Each year, thousands of women across the U.S. are diagnosed with ovarian cancer, which ranks fifth in cancer deaths among women. One of the greatest challenges of ovarian cancer is that it can go undetected for far too long, making it harder to treat if not caught soon enough.
However, when caught early, ovarian cancer is treatable with chemotherapy, radiation, surgery, or other treatment options. Knowing the symptoms of ovarian cancer and what to watch for is essential for women, especially those age 50 and older.
What are ovarian cancer symptoms?
Some of the symptoms of ovarian cancer can easily be confused with symptoms of other illnesses. That’s why it’s so important to pay attention to your body and any early warning signs. Talk with your doctor if you’re experiencing the following symptoms so they can help you determine what’s going on and how best to treat it. Remember, the sooner you catch ovarian cancer, the greater the chance of making a full recovery.
- Abdominal bloating or swelling
- Discomfort around the pelvic area
- Abnormal weight loss or quickly feeling full when eating
- Changes in bowel habits, such as constipation
- Frequent need to urinate
Who is at risk for ovarian cancer?
Some women carry a greater risk of ovarian cancer based on their genetics and personal health history. If you fall into any of the following categories, talk with your doctor about how to best maintain your reproductive health and watch for any early warning signs.

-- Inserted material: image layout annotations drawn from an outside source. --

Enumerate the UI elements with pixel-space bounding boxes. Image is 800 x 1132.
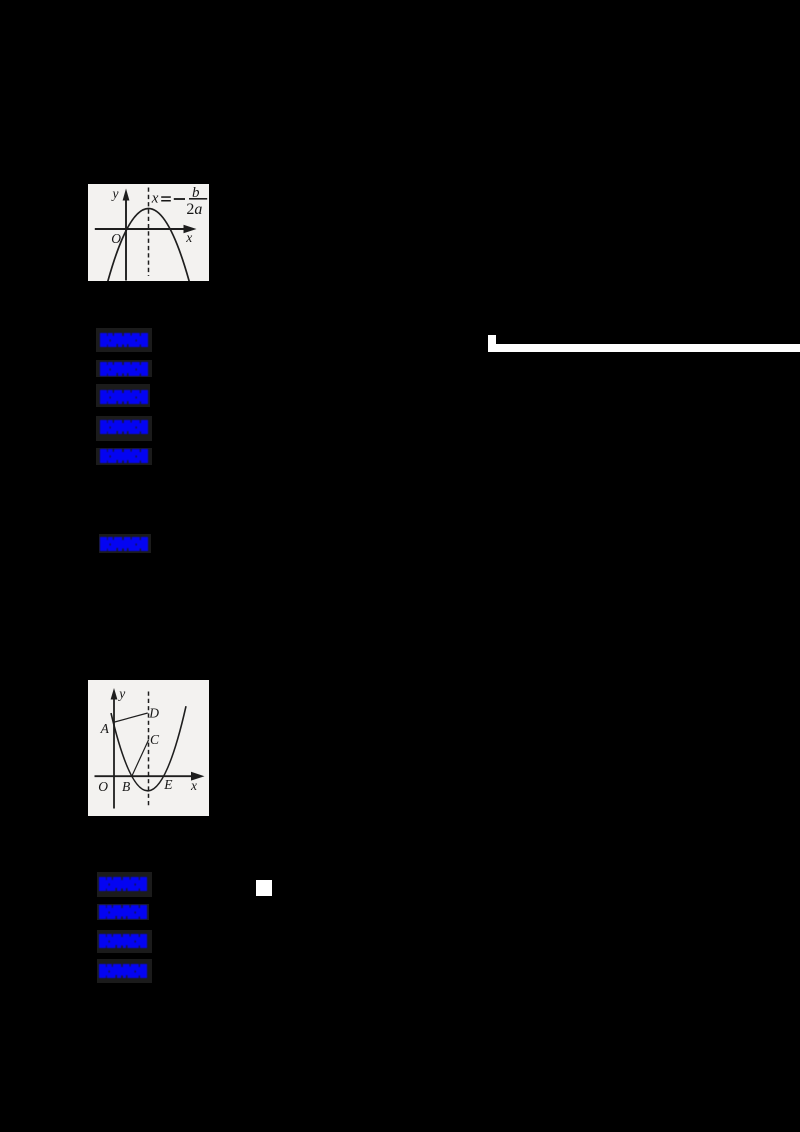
svg-text:y: y [111,186,119,201]
svg-text:O: O [111,231,121,246]
svg-text:b: b [192,185,200,201]
svg-text:x: x [185,230,192,245]
svg-text:O: O [98,778,108,793]
svg-text:y: y [117,686,125,701]
svg-text:D: D [148,705,159,720]
svg-text:A: A [100,720,110,735]
svg-text:B: B [122,778,130,793]
svg-text:x: x [151,191,159,207]
svg-text:x: x [190,778,197,793]
svg-text:E: E [163,777,173,792]
svg-text:C: C [150,731,160,746]
svg-text:2a: 2a [186,201,202,218]
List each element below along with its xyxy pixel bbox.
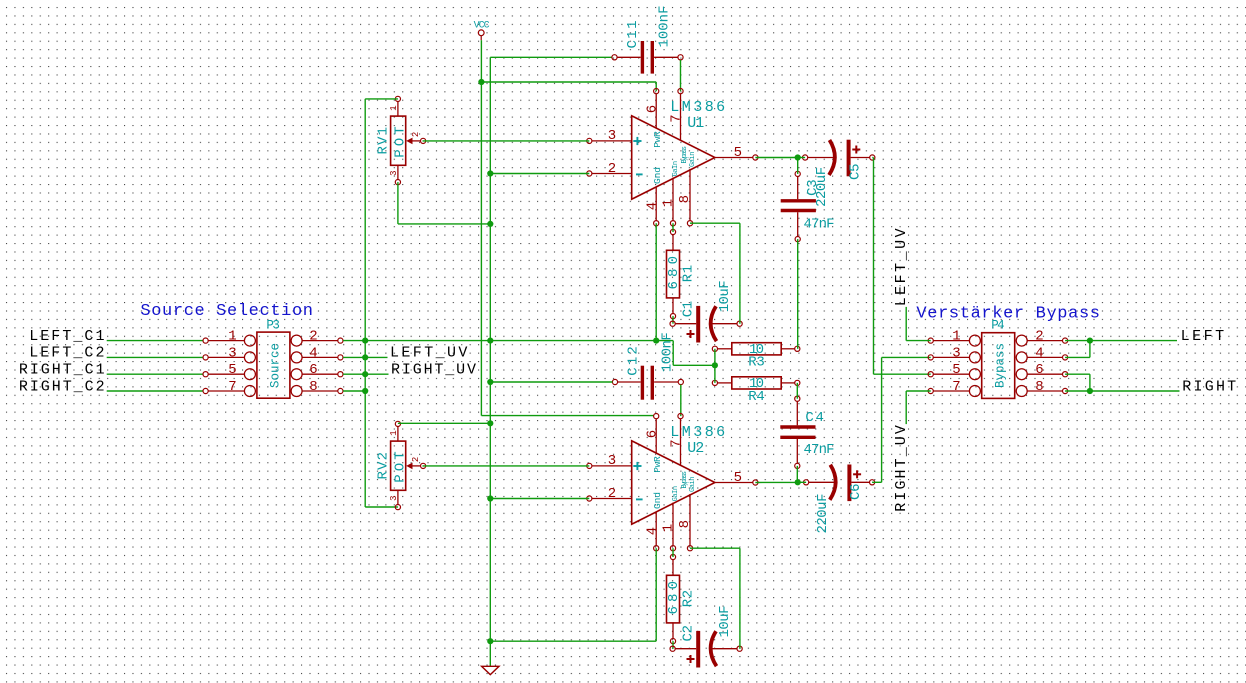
capacitor C11	[612, 6, 683, 74]
svg-text:1: 1	[389, 430, 399, 435]
junction	[653, 338, 659, 344]
wire	[489, 641, 491, 666]
junction	[362, 354, 368, 360]
junction	[362, 338, 368, 344]
title Verstaerker Bypass	[916, 304, 1100, 323]
wire	[680, 385, 682, 417]
label LEFT_C2	[29, 345, 104, 362]
svg-text:RV2: RV2	[376, 452, 392, 480]
wire	[365, 356, 387, 358]
wire	[796, 383, 798, 399]
svg-text:VCC: VCC	[474, 20, 490, 31]
junction	[362, 371, 368, 377]
svg-text:RV1: RV1	[376, 127, 392, 155]
wire	[107, 390, 203, 392]
svg-text:6: 6	[309, 362, 317, 378]
svg-text:LEFT_C1: LEFT_C1	[29, 328, 104, 345]
wire	[796, 466, 798, 482]
svg-text:LEFT_C2: LEFT_C2	[29, 345, 104, 362]
svg-text:Verstärker Bypass: Verstärker Bypass	[916, 304, 1100, 323]
wire	[107, 356, 203, 358]
wire	[672, 316, 674, 324]
resistor R3	[712, 342, 800, 371]
svg-text:220uF: 220uF	[815, 494, 831, 534]
svg-text:5: 5	[734, 145, 742, 161]
label RIGHT_UV	[391, 362, 476, 379]
wire	[672, 548, 674, 557]
svg-text:3: 3	[608, 453, 616, 469]
svg-text:GaIn: GaIn	[672, 486, 680, 502]
wire	[365, 506, 398, 508]
wire	[107, 340, 203, 342]
wire	[1065, 340, 1177, 342]
wire	[398, 422, 490, 424]
svg-text:3: 3	[389, 495, 399, 500]
svg-text:C5: C5	[848, 164, 864, 181]
junction	[487, 420, 493, 426]
junction	[487, 638, 493, 644]
wire	[655, 548, 657, 641]
junction	[487, 338, 493, 344]
wire	[872, 158, 930, 375]
title Source Selection	[140, 302, 313, 321]
wire	[872, 357, 931, 482]
wire	[690, 548, 740, 649]
op-amp U2	[587, 414, 758, 551]
wire	[490, 173, 589, 175]
label RIGHT_UV vertical	[893, 425, 910, 512]
svg-text:6: 6	[644, 430, 660, 438]
wire	[481, 82, 656, 91]
junction	[362, 388, 368, 394]
power flag VCC	[474, 20, 490, 40]
wire	[1090, 390, 1180, 392]
svg-text:8: 8	[677, 195, 693, 203]
junction	[795, 154, 801, 160]
junction	[1087, 388, 1093, 394]
wire	[343, 373, 365, 375]
svg-text:C12: C12	[626, 346, 642, 376]
wire	[480, 40, 482, 82]
connector P4	[928, 318, 1068, 398]
svg-text:8: 8	[309, 379, 317, 395]
svg-text:R2: R2	[680, 590, 696, 608]
svg-text:2: 2	[411, 132, 421, 137]
ground	[482, 666, 499, 674]
wire	[1089, 341, 1091, 358]
svg-text:LM386: LM386	[670, 424, 725, 441]
svg-text:R3: R3	[748, 355, 765, 371]
wire	[680, 60, 682, 91]
svg-text:C11: C11	[625, 21, 641, 49]
resistor R2	[666, 554, 696, 643]
wire	[490, 56, 612, 58]
svg-text:47nF: 47nF	[804, 217, 835, 233]
svg-text:5: 5	[228, 362, 236, 378]
svg-text:47nF: 47nF	[804, 442, 835, 458]
svg-text:C4: C4	[805, 410, 824, 426]
wire	[714, 349, 716, 383]
svg-text:1: 1	[228, 329, 236, 345]
svg-text:U2: U2	[687, 440, 704, 457]
svg-text:RIGHT_C2: RIGHT_C2	[19, 378, 105, 395]
capacitor C5	[803, 140, 875, 207]
junction	[1087, 338, 1093, 344]
label RIGHT_C1	[19, 362, 105, 379]
svg-text:Gain: Gain	[689, 477, 697, 493]
svg-text:PwR: PwR	[652, 456, 663, 473]
svg-text:Bypass: Bypass	[993, 343, 1007, 388]
svg-text:220uF: 220uF	[814, 167, 830, 207]
svg-text:P3: P3	[266, 318, 280, 332]
wire	[343, 390, 365, 392]
junction	[795, 479, 801, 485]
wire	[481, 415, 654, 417]
wire	[1065, 356, 1090, 358]
wire	[107, 373, 203, 375]
svg-text:5: 5	[734, 470, 742, 486]
label RIGHT_C2	[19, 378, 105, 395]
capacitor C6	[804, 465, 875, 534]
svg-text:100nF: 100nF	[657, 6, 673, 48]
svg-text:C2: C2	[681, 625, 697, 642]
svg-text:2: 2	[309, 329, 317, 345]
svg-text:P4: P4	[991, 318, 1005, 332]
svg-text:8: 8	[1035, 379, 1043, 395]
wire	[423, 140, 590, 142]
wire	[343, 356, 365, 358]
potentiometer RV1	[376, 96, 426, 184]
capacitor C1	[670, 280, 742, 342]
wire	[398, 182, 490, 224]
svg-text:3: 3	[389, 170, 399, 175]
capacitor C3	[781, 171, 835, 241]
svg-text:4: 4	[1035, 345, 1043, 361]
op-amp U1	[587, 89, 758, 226]
junction	[487, 170, 493, 176]
svg-text:100nF: 100nF	[659, 332, 675, 372]
svg-text:8: 8	[677, 520, 693, 528]
svg-text:Gnd: Gnd	[652, 492, 663, 509]
svg-text:RIGHT_C1: RIGHT_C1	[19, 362, 105, 379]
svg-text:Source Selection: Source Selection	[140, 302, 313, 321]
svg-text:10uF: 10uF	[717, 606, 733, 638]
svg-text:RIGHT: RIGHT	[1182, 378, 1236, 395]
svg-text:Source: Source	[269, 343, 283, 388]
wire	[798, 157, 805, 159]
svg-text:1: 1	[389, 105, 399, 110]
svg-text:LEFT_UV: LEFT_UV	[390, 345, 467, 362]
svg-text:PwR: PwR	[652, 131, 663, 148]
svg-text:LEFT_UV: LEFT_UV	[893, 228, 910, 306]
svg-text:1: 1	[661, 524, 677, 532]
resistor R1	[666, 229, 696, 318]
wire	[656, 341, 715, 366]
svg-text:3: 3	[228, 345, 236, 361]
junction	[478, 79, 484, 85]
svg-text:C1: C1	[681, 301, 697, 318]
svg-text:Gain: Gain	[689, 152, 697, 168]
wire VCC rail	[480, 82, 482, 416]
label LEFT	[1181, 328, 1225, 345]
label LEFT_UV	[390, 345, 467, 362]
capacitor C4	[780, 396, 834, 468]
wire	[1089, 374, 1091, 391]
wire	[365, 340, 656, 342]
svg-text:R1: R1	[680, 265, 696, 283]
wire	[672, 223, 674, 232]
svg-text:Bypass: Bypass	[681, 146, 689, 164]
svg-text:POT: POT	[392, 451, 408, 483]
junction	[487, 495, 493, 501]
svg-text:3: 3	[608, 128, 616, 144]
wire	[490, 381, 612, 383]
svg-text:3: 3	[952, 345, 960, 361]
wire	[797, 158, 799, 174]
svg-text:6: 6	[644, 105, 660, 113]
svg-text:U1: U1	[687, 115, 704, 132]
resistor R4	[712, 376, 800, 405]
svg-text:4: 4	[644, 527, 660, 535]
wire	[365, 373, 388, 375]
svg-text:2: 2	[1035, 329, 1043, 345]
label LEFT_C1	[29, 328, 104, 345]
svg-text:Bypass: Bypass	[681, 471, 689, 489]
svg-text:R4: R4	[748, 389, 765, 405]
wire	[490, 498, 589, 500]
svg-text:4: 4	[309, 345, 317, 361]
wire	[1065, 373, 1090, 375]
junction	[487, 221, 493, 227]
wire	[755, 481, 797, 483]
wire GND rail	[489, 57, 491, 641]
svg-text:2: 2	[608, 486, 616, 502]
wire	[655, 223, 657, 340]
svg-text:Gnd: Gnd	[652, 167, 663, 184]
label RIGHT	[1182, 378, 1236, 395]
svg-text:POT: POT	[392, 126, 408, 158]
wire	[490, 640, 656, 642]
junction	[712, 362, 718, 368]
svg-text:4: 4	[644, 202, 660, 210]
wire	[906, 307, 931, 341]
wire	[797, 239, 799, 349]
svg-text:1: 1	[952, 329, 960, 345]
connector P3	[203, 318, 343, 398]
svg-text:7: 7	[952, 379, 960, 395]
label LEFT_UV vertical	[893, 228, 910, 306]
junction	[487, 379, 493, 385]
svg-text:GaIn: GaIn	[672, 161, 680, 177]
wire	[798, 481, 806, 483]
potentiometer RV2	[376, 421, 426, 509]
svg-text:10uF: 10uF	[717, 280, 733, 312]
svg-text:7: 7	[228, 379, 236, 395]
capacitor C2	[670, 606, 742, 668]
svg-text:1: 1	[661, 199, 677, 207]
svg-text:RIGHT_UV: RIGHT_UV	[391, 362, 476, 379]
capacitor C12	[612, 332, 683, 400]
wire	[343, 340, 365, 342]
wire	[690, 223, 740, 324]
svg-text:2: 2	[608, 161, 616, 177]
wire	[1065, 390, 1090, 392]
svg-text:6: 6	[1035, 362, 1043, 378]
wire	[365, 99, 398, 507]
svg-text:2: 2	[411, 457, 421, 462]
wire	[672, 641, 674, 649]
svg-text:C6: C6	[848, 484, 864, 501]
wire	[906, 391, 931, 424]
wire	[755, 157, 797, 159]
wire	[423, 465, 590, 467]
svg-text:5: 5	[952, 362, 960, 378]
svg-text:LM386: LM386	[670, 99, 725, 116]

- Women ages 50 to 60 carry greater risk for ovarian cancer, but it can occur for women at any age.
- Those with a family history of ovarian cancer have increased risk.
- If your menstruation began at an earlier age or if you started menopause at a later age, these can be signs of a higher chance of the disease.
- Inherited gene mutations of breast cancer gene 1 (BRCA1) and breast cancer gene 2 (BRCA2) are also signs of increased risk for ovarian cancer.
- If you’ve had estrogen hormone replacement therapy, especially over a long time, it can lead to a higher chance of getting cancer.
As with many cancers, there’s no sure way to prevent ovarian cancer from occurring. However, you can take steps to minimize risk. It starts with knowing your health history, paying attention to your body’s changes, and talking with your physician early about your risk factors and what you can do.